Sure, anglers may enjoy a beer while fishing, but it is often the recreational boater and recreational waterway users that are much more likely to become intoxicated than the angler.
7) Anglers are depleting the fish populations
Collectively, anglers are one of the biggest conservation groups in the outdoors. License fees go to state agencies and other entities and are used for fishery conservation.
The Pittman-Robertson Act levies an 11% excise tax on fishing gear. The money is distributed back to the states for fishery conservation and public land preservation programs. Daily limits and size restrictions are adjusted annually based on biologists recommendations. Anglers often add structures to lakes to add habitat for fish. Commercial fishing is a heavily regulated industry and recreational angling is controlled and monitored so the impact on the fisheries is positive.
8) Anglers don't talk while fishing
Sshhh! Don't talk, you'll scare the fish!
This is a statement that probably came from a Dad that had a long, hard day and wanted to enjoy some peace and quiet. While trying to relax, the kids keep asking questions and making noise.
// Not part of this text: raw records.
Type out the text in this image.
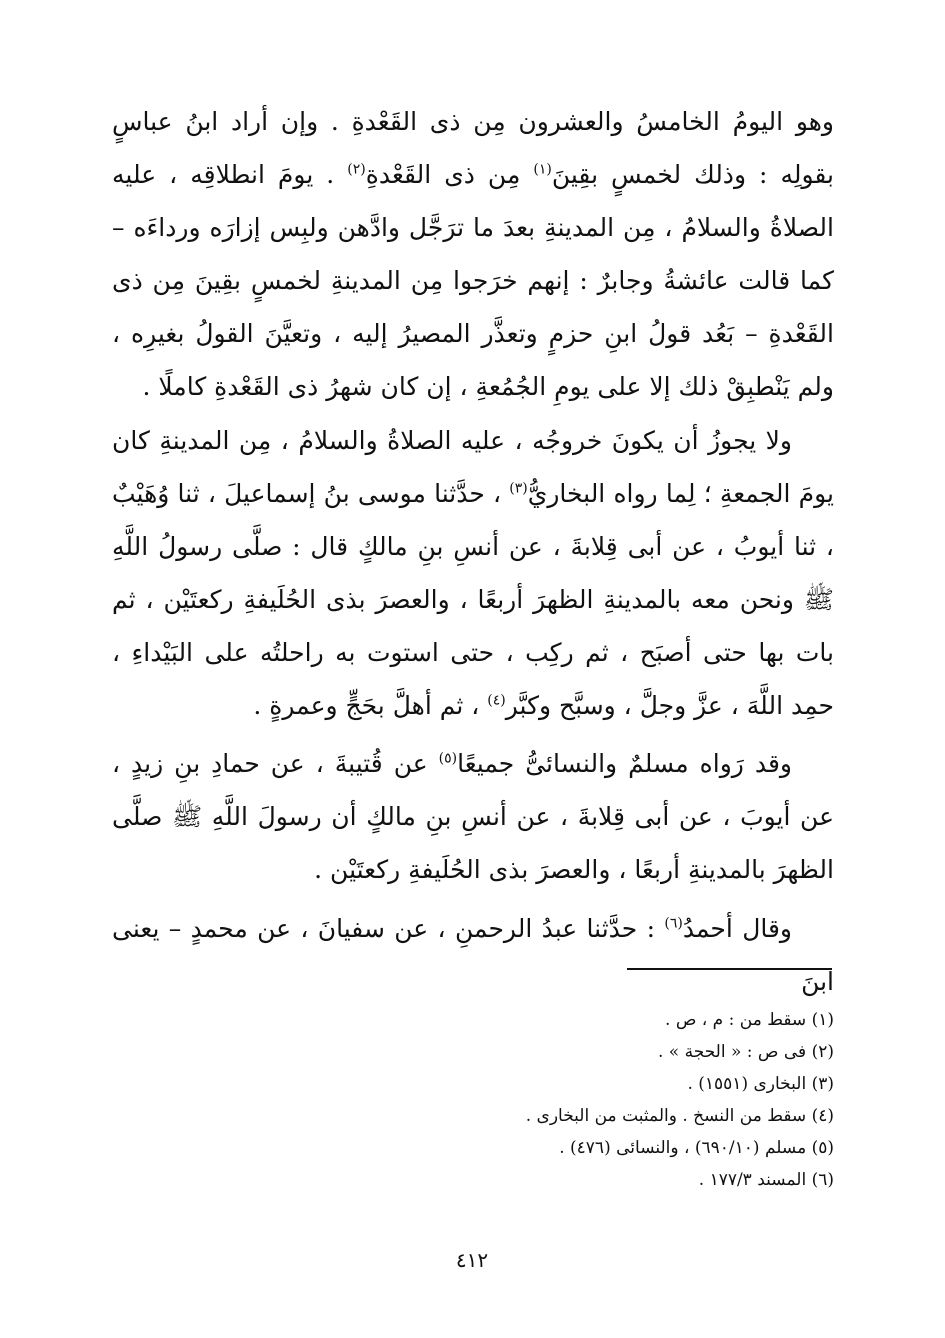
وهو اليومُ الخامسُ والعشرون مِن ذى القَعْدةِ . وإن أراد ابنُ عباسٍ بقولِه : وذلك لخمسٍ بقِينَ$^{(١)}$ مِن ذى القَعْدةِ$^{(٢)}$ . يومَ انطلاقِه ، عليه الصلاةُ والسلامُ ، مِن المدينةِ بعدَ ما ترَجَّل وادَّهن ولبِس إزارَه ورداءَه – كما قالت عائشةُ وجابرٌ : إنهم خرَجوا مِن المدينةِ لخمسٍ بقِينَ مِن ذى القَعْدةِ – بَعُد قولُ ابنِ حزمٍ وتعذَّر المصيرُ إليه ، وتعيَّنَ القولُ بغيرِه ، ولم يَنْطبِقْ ذلك إلا على يومِ الجُمُعةِ ، إن كان شهرُ ذى القَعْدةِ كاملًا .

ولا يجوزُ أن يكونَ خروجُه ، عليه الصلاةُ والسلامُ ، مِن المدينةِ كان يومَ الجمعةِ ؛ لِما رواه البخاريُّ$^{(٣)}$ ، حدَّثنا موسى بنُ إسماعيلَ ، ثنا وُهَيْبٌ ، ثنا أيوبُ ، عن أبى قِلابةَ ، عن أنسِ بنِ مالكٍ قال : صلَّى رسولُ اللَّهِ ﷺ ونحن معه بالمدينةِ الظهرَ أربعًا ، والعصرَ بذى الحُلَيفةِ ركعتَيْن ، ثم بات بها حتى أصبَح ، ثم ركِب ، حتى استوت به راحلتُه على البَيْداءِ ، حمِد اللَّهَ ، عزَّ وجلَّ ، وسبَّح وكبَّر$^{(٤)}$ ، ثم أهلَّ بحَجٍّ وعمرةٍ .

وقد رَواه مسلمٌ والنسائىُّ جميعًا$^{(٥)}$ عن قُتيبةَ ، عن حمادِ بنِ زيدٍ ، عن أيوبَ ، عن أبى قِلابةَ ، عن أنسِ بنِ مالكٍ أن رسولَ اللَّهِ ﷺ صلَّى الظهرَ بالمدينةِ أربعًا ، والعصرَ بذى الحُلَيفةِ ركعتَيْن .

وقال أحمدُ$^{(٦)}$ : حدَّثنا عبدُ الرحمنِ ، عن سفيانَ ، عن محمدٍ – يعنى ابنَ

(١) سقط من : م ، ص .
(٢) فى ص : « الحجة » .
(٣) البخارى (١٥٥١) .
(٤) سقط من النسخ . والمثبت من البخارى .
(٥) مسلم (٦٩٠/١٠) ، والنسائى (٤٧٦) .
(٦) المسند ١٧٧/٣ .
٤١٢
Dad blurts out this statement.
In fact, anglers are often talking to their fishing partner in what some jokingly refer to as an "aquatic therapy session." Some talk on the marine radio or on a cell phone, or to other anglers and boaters. While instructing a new fisherman there is plenty of conversation going on.
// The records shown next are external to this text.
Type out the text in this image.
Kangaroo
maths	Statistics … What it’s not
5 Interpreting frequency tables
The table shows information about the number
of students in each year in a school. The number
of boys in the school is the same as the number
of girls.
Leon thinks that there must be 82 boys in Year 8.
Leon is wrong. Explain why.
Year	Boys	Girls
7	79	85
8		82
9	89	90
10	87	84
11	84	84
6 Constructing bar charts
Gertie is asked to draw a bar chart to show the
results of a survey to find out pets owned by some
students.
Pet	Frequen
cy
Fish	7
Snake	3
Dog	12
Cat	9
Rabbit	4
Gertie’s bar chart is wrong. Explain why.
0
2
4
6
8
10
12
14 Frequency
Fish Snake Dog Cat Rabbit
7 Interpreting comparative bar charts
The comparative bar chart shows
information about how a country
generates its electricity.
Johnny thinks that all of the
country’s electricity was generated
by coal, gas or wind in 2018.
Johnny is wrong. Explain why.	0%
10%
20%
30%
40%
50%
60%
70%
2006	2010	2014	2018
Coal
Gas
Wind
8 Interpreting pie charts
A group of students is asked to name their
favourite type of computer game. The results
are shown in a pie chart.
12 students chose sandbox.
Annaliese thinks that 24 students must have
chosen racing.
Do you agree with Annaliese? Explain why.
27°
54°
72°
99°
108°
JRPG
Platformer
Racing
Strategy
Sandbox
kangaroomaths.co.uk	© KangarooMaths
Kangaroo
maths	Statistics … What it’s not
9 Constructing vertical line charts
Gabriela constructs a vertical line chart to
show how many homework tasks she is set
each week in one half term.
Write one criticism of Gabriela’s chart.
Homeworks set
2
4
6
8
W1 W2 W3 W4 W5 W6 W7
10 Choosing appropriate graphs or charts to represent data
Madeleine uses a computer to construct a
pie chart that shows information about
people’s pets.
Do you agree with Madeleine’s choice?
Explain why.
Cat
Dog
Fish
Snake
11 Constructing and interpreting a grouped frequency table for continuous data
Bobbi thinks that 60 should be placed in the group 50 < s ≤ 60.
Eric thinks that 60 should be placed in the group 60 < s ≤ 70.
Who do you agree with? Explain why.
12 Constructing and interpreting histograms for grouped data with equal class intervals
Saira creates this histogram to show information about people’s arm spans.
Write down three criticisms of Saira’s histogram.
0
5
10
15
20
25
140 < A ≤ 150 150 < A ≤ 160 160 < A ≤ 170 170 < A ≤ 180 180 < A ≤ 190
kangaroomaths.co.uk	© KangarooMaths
9) Anglers do not share their spots
It is very frustrating to find a great fishing spot only to see a mob of boats there on your next visit. For this reason, anglers do not always broadcast their favorite spots to the public, such as on a website forum.
There is a creed among anglers that you will respect someone's spot if they share it with you. Anglers will usually have no problem sharing a spot or other valuable information. It's just usually shared privately with another sportsman that is deemed to be responsible and respectful.
10) Anglers are engaged in a relaxing sport
Consider this: anglers deal with things all the time. The weather, the wind, the current, the tackle, the boat, and on and on. The actual act of reeling in a feisty fish is one of the most exhilarating experiences in the world. Trust me, we aren't always relaxed when we're fishing.
Angling can of course be relaxing at times, under certain conditions that we seek as the ideal situation. However, Murphy's Law tends to come into play now and then, making angling a high-strung, fast paced activity with many challenges.